You say tomato. I say scrunchie. You say wrist coil key holder. I say whatever, you know what I mean. I used to ride a bike a lot and I used to lock and unlock my bike a lot. A lot a lot. So much so that I suffered from phantom ass pocket U lock syndrome for many months after I turned back into a plain old bike commuter. As a messenger I tried many tricky tricks and strings and things to keep track of my key. After messing around with a bunch of silly contraptions I finally settled on the 89 cent wrist coil and stuck with it. These colorful coils were often available free in a big cookie jar at Perkins Coie reception or they could be purchased at a huge mark-up from a locksmith on Capitol Hill. These coils vary in quality and elasticity. Some would never spring back when the temperature dropped below 40. Some lasted two weeks. Some lasted two months. But the one I had until yesterday lasted over 7 years. Seven fucking years for 89 cents.
It seems silly to trust a cheap ass piece of plastic with the key to your ride. But it works. It worked for me and it still does until it doesn’t. Yesterday when I was drinking a cup of coffee and I heard a clang when some keys hit the floor and I thought somebody chucked their keys at me until I realized they were my keys and my scrunchie broke.
One day yesteryear I was standing in line at the Broadway post office when Art KnR handed me my scrunchie and key. He found it on the ground next to my locked up bike where I dropped it when I took off my gloves. Thanks Art.
Another day in the late 90s I rode up and down Second Avenue retracing all my stops looking for my scrunchie. After about 30 minutes of zigzagging around I reached in my bag and there was my scrunchie still on the right sleeve of the shirt I took off 30 minutes earlier.

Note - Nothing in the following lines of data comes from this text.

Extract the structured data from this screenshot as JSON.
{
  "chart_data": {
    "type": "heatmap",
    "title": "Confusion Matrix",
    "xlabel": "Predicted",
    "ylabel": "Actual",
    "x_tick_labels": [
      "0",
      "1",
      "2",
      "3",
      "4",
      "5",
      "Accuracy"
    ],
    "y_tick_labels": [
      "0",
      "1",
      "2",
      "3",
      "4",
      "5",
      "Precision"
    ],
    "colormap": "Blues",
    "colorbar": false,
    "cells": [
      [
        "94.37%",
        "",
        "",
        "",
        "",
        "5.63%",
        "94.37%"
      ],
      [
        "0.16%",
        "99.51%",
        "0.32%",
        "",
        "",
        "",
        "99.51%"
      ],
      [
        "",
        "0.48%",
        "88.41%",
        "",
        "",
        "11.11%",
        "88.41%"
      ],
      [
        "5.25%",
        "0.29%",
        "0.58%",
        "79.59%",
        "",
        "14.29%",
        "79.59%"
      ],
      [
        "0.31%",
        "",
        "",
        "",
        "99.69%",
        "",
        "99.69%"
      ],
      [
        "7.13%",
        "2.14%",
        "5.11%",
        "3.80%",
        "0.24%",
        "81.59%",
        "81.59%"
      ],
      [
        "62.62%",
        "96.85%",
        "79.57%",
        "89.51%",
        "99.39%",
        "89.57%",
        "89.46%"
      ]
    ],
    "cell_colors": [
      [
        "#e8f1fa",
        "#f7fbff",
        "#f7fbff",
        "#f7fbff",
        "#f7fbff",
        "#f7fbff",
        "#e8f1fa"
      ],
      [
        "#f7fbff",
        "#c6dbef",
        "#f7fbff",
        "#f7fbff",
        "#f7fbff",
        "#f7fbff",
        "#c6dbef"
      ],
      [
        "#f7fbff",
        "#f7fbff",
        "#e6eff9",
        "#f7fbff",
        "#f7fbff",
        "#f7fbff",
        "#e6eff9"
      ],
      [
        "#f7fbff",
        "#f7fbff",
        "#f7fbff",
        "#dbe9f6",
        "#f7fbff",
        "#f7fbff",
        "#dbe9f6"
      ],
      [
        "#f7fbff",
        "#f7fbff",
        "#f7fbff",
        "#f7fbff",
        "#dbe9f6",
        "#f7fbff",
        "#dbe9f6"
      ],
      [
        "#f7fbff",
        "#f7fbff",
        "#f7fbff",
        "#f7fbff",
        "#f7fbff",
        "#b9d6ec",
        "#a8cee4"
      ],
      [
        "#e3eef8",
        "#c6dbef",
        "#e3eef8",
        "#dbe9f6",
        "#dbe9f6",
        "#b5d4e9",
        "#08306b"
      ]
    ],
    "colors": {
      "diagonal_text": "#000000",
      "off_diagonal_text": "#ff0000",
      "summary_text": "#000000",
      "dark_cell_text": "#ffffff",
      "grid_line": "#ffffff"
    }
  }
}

The scrunchie lived most of its life in the crook of my right elbow with trips to the wrist to take care of business. It was an essential part of the pat down preparedness check performed each morning and countless times a day. Especially after passing through courthouse security. The pat down covered key elements like U-lock, scrunchie, pen, wallet, phone and to the untrained eye it looked kind of like a third base coach sending signals to the runner on first.
Yesterday my scrunchie broke and now I need a new one.